W piątek czekają nas kolejne spotkania Pucharu Świata. W ósmej kolejce spotkań, Polska będzie podejmować Australia.

Polacy są jedyną drużyną obok USA, która nie odniosła jeszcze porażki. Z groźniejszych rywali Polacy jak dotąd pokonali Argentynę, Rosję oraz Iran. Jednak gra Biało-Czerwonych nie jest taka rewelacyjna. Podopiecznym Stefana Antingi w najważniejszych momentach często brakuję koncentracji. Pokazał to np. mecz z Iranem, gdzie Biało-Czerwoni w pierwszych dwóch setach zagrali fatalnie, jednak po chwili potrafili się znów skoncentrować i wygrać 3-2. Największą gwiazdą naszej drużyny jest oczywiście Bartosz Kurek. To na niego musimy liczyć w najważniejszych meczach Pucharu Świata.

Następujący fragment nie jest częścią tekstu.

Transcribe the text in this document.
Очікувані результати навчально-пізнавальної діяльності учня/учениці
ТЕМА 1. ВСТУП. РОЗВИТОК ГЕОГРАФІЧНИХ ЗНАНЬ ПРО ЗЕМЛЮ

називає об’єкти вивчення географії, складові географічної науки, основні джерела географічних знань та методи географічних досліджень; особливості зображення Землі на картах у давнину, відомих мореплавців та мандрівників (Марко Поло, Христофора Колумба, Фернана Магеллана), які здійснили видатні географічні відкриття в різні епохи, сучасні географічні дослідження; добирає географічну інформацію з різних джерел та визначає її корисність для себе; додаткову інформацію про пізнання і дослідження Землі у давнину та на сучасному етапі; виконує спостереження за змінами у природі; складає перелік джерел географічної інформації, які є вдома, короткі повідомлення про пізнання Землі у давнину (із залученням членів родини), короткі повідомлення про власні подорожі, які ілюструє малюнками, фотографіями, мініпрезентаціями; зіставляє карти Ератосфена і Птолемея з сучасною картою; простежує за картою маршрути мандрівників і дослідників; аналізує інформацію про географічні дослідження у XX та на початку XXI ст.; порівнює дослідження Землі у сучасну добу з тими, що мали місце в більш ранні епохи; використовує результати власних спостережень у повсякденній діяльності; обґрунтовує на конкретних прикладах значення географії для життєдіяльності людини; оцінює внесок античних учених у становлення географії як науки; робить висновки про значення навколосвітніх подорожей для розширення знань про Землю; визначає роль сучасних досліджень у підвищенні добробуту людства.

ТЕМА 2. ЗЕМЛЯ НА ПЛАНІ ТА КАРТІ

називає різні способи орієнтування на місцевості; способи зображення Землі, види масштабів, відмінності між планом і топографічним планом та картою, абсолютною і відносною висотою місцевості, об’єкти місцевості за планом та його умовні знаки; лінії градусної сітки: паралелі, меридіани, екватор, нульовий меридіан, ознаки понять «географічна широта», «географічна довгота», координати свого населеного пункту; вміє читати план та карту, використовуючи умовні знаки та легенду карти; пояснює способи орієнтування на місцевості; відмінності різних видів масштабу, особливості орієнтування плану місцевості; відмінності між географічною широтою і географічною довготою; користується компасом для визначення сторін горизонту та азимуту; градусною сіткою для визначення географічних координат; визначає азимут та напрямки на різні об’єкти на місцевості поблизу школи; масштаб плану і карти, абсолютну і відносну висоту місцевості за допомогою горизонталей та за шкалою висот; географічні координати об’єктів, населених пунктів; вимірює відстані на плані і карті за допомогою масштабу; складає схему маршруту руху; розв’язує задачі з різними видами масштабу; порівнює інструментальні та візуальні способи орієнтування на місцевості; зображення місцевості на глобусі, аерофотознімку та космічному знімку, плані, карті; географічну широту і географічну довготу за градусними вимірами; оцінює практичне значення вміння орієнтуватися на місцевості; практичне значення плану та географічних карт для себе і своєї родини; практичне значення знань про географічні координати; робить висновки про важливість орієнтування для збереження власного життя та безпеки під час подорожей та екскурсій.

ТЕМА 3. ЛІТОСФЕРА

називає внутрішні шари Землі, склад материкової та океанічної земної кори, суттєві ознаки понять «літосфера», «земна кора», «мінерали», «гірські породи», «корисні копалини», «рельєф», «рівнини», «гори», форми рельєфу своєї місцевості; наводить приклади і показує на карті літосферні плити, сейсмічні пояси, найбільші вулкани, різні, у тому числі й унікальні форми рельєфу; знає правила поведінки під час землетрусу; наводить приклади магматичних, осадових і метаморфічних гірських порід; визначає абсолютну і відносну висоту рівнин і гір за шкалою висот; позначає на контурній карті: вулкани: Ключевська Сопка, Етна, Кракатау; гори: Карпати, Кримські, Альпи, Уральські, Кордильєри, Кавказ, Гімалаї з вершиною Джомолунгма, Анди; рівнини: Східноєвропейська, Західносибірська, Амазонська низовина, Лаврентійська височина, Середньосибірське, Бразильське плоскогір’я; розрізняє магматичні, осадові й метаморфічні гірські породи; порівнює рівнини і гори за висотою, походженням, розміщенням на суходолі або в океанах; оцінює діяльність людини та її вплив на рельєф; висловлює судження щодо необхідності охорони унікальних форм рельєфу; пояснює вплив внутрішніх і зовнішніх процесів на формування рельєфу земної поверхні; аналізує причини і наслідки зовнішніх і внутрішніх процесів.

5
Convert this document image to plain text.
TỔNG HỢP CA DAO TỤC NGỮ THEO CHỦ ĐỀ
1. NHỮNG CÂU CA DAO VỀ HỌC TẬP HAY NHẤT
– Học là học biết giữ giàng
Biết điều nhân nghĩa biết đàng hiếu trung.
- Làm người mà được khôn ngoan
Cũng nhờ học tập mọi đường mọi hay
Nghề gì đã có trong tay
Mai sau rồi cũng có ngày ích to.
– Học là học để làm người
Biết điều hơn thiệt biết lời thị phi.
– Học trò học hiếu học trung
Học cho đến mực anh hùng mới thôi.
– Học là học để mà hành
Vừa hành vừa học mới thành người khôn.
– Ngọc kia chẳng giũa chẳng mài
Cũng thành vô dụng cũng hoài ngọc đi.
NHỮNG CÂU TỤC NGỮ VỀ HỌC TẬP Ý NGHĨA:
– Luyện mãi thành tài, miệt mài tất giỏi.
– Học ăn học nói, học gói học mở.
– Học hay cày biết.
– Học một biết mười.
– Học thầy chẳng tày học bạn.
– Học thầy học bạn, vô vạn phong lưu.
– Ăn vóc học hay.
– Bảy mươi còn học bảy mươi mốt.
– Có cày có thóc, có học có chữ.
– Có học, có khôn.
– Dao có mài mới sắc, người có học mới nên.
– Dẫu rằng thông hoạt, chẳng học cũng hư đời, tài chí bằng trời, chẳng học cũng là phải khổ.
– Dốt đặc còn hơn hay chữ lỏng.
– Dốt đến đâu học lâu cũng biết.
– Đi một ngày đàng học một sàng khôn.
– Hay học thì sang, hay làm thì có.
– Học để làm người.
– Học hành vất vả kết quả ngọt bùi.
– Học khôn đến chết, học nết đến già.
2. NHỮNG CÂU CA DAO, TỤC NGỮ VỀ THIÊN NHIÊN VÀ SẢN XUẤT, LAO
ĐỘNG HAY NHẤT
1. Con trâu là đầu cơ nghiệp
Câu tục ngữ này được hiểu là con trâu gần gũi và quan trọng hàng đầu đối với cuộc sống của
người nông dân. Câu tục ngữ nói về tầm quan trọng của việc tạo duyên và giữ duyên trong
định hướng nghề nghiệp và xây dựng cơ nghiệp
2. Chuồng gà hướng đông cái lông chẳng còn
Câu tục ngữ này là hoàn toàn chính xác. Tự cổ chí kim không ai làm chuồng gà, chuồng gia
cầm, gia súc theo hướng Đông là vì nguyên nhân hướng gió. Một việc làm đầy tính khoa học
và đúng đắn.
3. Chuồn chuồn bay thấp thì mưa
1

Australia jest drużyną jednego gracza. Cała gra tej reprezentacji opiera się na Thomasie Edgarze. Australijczyk już jeden rekord na tym turnieju pobił. Zdobył on najwięcej punktów w jednym meczu. W spotkaniu z Egiptem, Kangur uzbierał aż 50 oczek. Obok Edgara ciężko szukać jakichkolwiek innych graczy. Jest to raczej drużyna złożona głównie z młodych graczy. Chociaż też nieco potrafi. Wczoraj udało jej się walczyć jak równy z równym z reprezentacją Argentyny.
Dziś myślę czeka nas podobne spotkanie. Polacy na pewno wygrają to spotkanie lecz patrząc na naszą grę walka w poszczególnych setach może być wyrównana. Dlatego dziś gram nieco w stronę Kangurów.